In theory, borrowers should benefit from this week's Federal Reserve move to cut rates. The Fed sets the rate banks charge each other on overnight loans and the one at which banks borrow directly from the central bank. So, in general, lower rates mean cheaper money. But consumers with credit card debt hoping to lower their monthly interest payments will have to take matters into their own hands if they want to see those savings show up in their own bank accounts. U.S. News spoke with Bill Hardekopf, chief executive of LowCards.com, a website that lets consumers compare credit card rates, about how to gain from the Fed's move.
Will people with credit card debt see their interest rates go down?
It depends on what kind of card you have. If you have a fixed-rate card, the interest rate will not change. If you have a variable-rate card [most cards have variable rates], then it would stand to reason that to stay competitive, they will have to lower their interest rate.
[But] even though the rate cut sounds good and may make consumers feel good, the half-point cut will not make a real difference in saving money on interest payments. A consumer with a $5,000 credit card balance will save about $2 per month on a half-percent interest rate decrease. Unfortunately, this will not lead to a substantial savings for consumers with credit card debt.
[Even for the half-percent cut], it might take one, two, three months for consumers to see that lower rate on their billing statement. It takes businesses time to react to changes.
Is there anything consumers can do to get lower rates more quickly?
Requesting a lower rate is pretty simple, even if you don't like negotiating and this seems out of your comfort zone. A lot of consumers don't know the power that they have. You get inundated with credit card offers.... Credit card companies want to keep you as a customer.
Call the number on the back of your credit card or bill. Tell them you have been a good customer but you would like a lower rate. Mention that you have received several offers with lower rates in the mail and have researched cards with lower rates online. You want a lower rate on your card, or you will switch to another card with a lower rate. Ask what can they do to help you.
If the first person tells you that they can't lower it, call back in a month. This is one area where persistence may pay off. If they tell you they can't lower your rate, remind them that there are other cards available.
Can anyone do that and expect the company to say yes?
They are more likely to say yes if you meet certain criteria. If you have a good payment history, if your interest rate is over 12 percent [the average rate is around 14.9 percent], if you've had the same card for a number of years, and if your balance is under 30 percent of your credit limit, that's a good sign. You might be able to get your interest rate lowered if you meet some of that.
It truly should be viewed like shopping for a car or a house. When you go and shop for a car, if they say $15,000, most people don't say, "OK." On a credit card rate, a lot of people don't know that you can negotiate that rate. Issuers won't necessarily volunteer to lower your rate. You need to be proactive. If your interest rate is lowered by 4 points, from 18 to 14 percent, in the first year you will save $200 on a $5,000 balance.
What else can people do to lower their rate?
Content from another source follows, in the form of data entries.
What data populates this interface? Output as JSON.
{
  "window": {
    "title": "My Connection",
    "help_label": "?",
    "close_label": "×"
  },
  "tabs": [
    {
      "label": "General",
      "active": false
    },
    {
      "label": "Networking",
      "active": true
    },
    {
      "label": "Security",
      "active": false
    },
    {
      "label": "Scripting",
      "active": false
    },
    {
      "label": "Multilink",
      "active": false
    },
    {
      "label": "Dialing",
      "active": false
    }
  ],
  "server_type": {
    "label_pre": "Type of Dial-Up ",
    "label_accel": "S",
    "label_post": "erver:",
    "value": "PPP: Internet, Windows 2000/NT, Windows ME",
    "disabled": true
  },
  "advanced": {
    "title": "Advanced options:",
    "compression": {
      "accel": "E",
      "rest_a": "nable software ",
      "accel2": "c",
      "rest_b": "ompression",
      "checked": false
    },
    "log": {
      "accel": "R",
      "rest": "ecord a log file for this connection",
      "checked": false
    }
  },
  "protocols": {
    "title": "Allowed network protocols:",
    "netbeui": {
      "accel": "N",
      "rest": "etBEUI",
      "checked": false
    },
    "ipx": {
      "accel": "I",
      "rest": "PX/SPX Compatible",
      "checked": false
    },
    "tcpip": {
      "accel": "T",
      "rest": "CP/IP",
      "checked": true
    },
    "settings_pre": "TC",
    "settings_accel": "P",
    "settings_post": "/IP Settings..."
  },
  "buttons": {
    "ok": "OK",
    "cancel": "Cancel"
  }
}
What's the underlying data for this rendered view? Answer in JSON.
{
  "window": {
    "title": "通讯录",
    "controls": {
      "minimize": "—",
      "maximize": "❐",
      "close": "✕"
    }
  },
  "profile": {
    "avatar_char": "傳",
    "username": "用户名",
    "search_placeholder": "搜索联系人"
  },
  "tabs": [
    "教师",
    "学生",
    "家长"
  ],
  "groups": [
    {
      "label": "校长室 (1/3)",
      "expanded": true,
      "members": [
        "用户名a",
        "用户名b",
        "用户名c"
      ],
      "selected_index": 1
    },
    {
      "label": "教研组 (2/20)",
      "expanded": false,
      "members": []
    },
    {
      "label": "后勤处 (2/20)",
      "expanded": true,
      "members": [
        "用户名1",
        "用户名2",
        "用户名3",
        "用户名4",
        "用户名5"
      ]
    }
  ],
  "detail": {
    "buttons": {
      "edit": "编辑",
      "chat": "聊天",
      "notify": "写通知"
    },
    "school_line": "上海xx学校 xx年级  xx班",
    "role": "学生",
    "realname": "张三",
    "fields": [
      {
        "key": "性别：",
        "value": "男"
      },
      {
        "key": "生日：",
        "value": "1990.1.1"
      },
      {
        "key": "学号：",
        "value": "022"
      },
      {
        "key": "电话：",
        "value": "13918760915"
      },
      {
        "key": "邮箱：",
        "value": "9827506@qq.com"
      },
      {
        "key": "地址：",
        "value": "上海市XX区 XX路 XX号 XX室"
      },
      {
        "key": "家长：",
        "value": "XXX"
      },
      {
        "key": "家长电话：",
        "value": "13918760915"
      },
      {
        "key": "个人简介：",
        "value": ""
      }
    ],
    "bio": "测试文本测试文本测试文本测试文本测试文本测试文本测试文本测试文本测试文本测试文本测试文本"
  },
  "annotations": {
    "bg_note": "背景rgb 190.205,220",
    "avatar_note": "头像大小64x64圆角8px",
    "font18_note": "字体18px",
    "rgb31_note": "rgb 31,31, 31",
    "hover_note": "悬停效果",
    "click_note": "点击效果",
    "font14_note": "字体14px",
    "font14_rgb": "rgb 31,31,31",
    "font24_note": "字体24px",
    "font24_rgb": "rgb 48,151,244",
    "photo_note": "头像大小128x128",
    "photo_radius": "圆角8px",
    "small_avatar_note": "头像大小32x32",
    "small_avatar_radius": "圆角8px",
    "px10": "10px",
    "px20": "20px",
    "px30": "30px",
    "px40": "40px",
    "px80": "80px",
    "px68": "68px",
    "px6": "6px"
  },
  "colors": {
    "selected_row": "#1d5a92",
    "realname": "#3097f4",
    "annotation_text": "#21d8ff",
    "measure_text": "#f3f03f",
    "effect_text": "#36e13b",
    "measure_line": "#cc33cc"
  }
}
The No. 1 thing you can do is to continually research if there's a card out there that's better. It depends on what kind of card you're looking for. If you pay your balance every month, you need to have some kind of card that pays you cash rewards or airline miles. It's important for you to figure out, "What kind of credit card customer am I?" You should go and find the card that does you the most good right off the bat before you even order a card.